Combining lighting and acoustics into a single ceiling assembly is the kind of design-driven decision that separates a high-design academic project from a value-engineered build. Goody Clancy specified the backlit panel system as part of the entry experience, with the acoustic role as an integrated rather than added function.

• Tile Families: Five different ACT product lines specified across the building
• Classrooms: Standard high-NRC ACT tile for ANSI S12-compliant RT60
• Lecture Halls: Higher-NRC tile and complementary wall absorption
• Coverage: Suspended grid across the academic floors

Five different ACT product lines across one building is not unusual on a multi-space academic project. Each tile family fits a specific room condition. Classrooms get standard high-NRC tile for ANSI S12 compliance. Lecture halls get higher-NRC tile that handles back-row speech intelligibility at scale. Corridors and back-of-house spaces use a different tile altogether. The ACT estimator walks the math for each space type.
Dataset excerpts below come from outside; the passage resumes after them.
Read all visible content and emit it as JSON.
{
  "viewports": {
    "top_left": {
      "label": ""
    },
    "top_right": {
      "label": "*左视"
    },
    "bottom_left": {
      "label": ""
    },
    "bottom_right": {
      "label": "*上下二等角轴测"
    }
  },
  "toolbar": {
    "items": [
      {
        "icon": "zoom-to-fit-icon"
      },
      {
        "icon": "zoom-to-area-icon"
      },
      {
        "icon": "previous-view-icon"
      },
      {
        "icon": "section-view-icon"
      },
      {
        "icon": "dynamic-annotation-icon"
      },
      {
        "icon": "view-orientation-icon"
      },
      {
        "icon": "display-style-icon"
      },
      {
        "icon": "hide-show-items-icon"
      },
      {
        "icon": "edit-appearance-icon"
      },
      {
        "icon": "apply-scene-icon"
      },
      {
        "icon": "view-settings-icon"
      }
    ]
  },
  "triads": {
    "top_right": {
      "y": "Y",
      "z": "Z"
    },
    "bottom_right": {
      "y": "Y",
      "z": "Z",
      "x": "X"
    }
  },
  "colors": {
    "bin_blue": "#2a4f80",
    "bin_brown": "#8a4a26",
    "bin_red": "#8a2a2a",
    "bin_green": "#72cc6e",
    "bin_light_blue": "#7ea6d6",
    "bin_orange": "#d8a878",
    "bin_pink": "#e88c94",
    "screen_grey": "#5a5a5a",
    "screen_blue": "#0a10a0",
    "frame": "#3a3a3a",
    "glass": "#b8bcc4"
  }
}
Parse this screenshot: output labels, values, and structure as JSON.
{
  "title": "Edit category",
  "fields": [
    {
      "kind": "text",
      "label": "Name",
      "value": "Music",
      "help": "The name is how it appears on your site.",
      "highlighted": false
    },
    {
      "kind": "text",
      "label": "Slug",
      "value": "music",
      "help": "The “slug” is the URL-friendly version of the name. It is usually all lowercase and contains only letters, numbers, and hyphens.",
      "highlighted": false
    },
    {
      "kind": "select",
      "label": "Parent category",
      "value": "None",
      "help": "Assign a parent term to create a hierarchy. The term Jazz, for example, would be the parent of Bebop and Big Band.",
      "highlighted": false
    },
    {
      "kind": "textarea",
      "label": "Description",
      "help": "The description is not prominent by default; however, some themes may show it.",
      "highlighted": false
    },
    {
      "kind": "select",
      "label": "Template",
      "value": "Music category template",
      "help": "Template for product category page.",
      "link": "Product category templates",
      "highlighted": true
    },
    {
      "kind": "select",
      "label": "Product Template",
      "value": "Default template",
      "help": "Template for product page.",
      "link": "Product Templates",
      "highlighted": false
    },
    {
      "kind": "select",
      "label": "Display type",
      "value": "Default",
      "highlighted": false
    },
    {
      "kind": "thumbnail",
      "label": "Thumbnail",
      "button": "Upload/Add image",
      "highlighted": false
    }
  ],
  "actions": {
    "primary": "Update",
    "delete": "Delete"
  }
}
Five tile families also mean five different grid orders, five different lead times, and five different installation schedules. That coordination work is half the scope of an academic acoustical package. The other half is the ceiling family choices that sit above it.

• Product: Conwed fabric-wrapped acoustic wall panels
• Application: Collaborative student areas and lecture hall walls
• Function: Wall-plane speech absorption to complement ceiling treatment
• Finish: Fabric face integrates with the interior color palette

The collaborative student areas and lecture hall walls used acoustic fabric wall panels from Conwed to handle the wall-plane absorption that ceiling tile alone cannot deliver. In a lecture hall, the back-wall reflections are the path that lose speech intelligibility for the rear rows. Treating the rear wall with absorptive panels resolves that.

In the collaborative areas, fabric panels controlled the standing-wave conditions that develop in any rectangular room with parallel walls. The panel layout integrated with the interior color palette so the absorption read as part of the wall finish rather than as an acoustic overlay.

• Architect: Goody Clancy of Boston
• GC: Culpepper Construction
• Coordination Scope: Five ceiling families, two wall systems, multi-story sequencing
• Delivery: Pre-occupancy install across all academic floors

Goody Clancy specified the acoustic scope alongside the architectural finish package, which is what gets the metal ceilings, backlit panels, ACT, and fabric wall systems working together rather than competing visually. Culpepper coordinated the trade sequence with the rest of the academic building program, slotting acoustic install where the trade flow allowed.

Architects looking for academic-acoustic precedent will find that the work scales the same way on most multi-story university buildings. A similar lecture-hall focus lives in our Georgia State lecture hall project, which documents a narrower scope on a different academic building.

The FSU College of Business build is the case for a full multi-system academic acoustical scope, coordinated across atrium, lecture halls, classrooms, and collaborative areas in one bid package. Five ACT families, two metal ceiling systems, and fabric-wrapped wall panels delivered the ANSI S12 targets while reading as designed architecture across the building. The same multi-system approach runs through our school acoustic treatment work.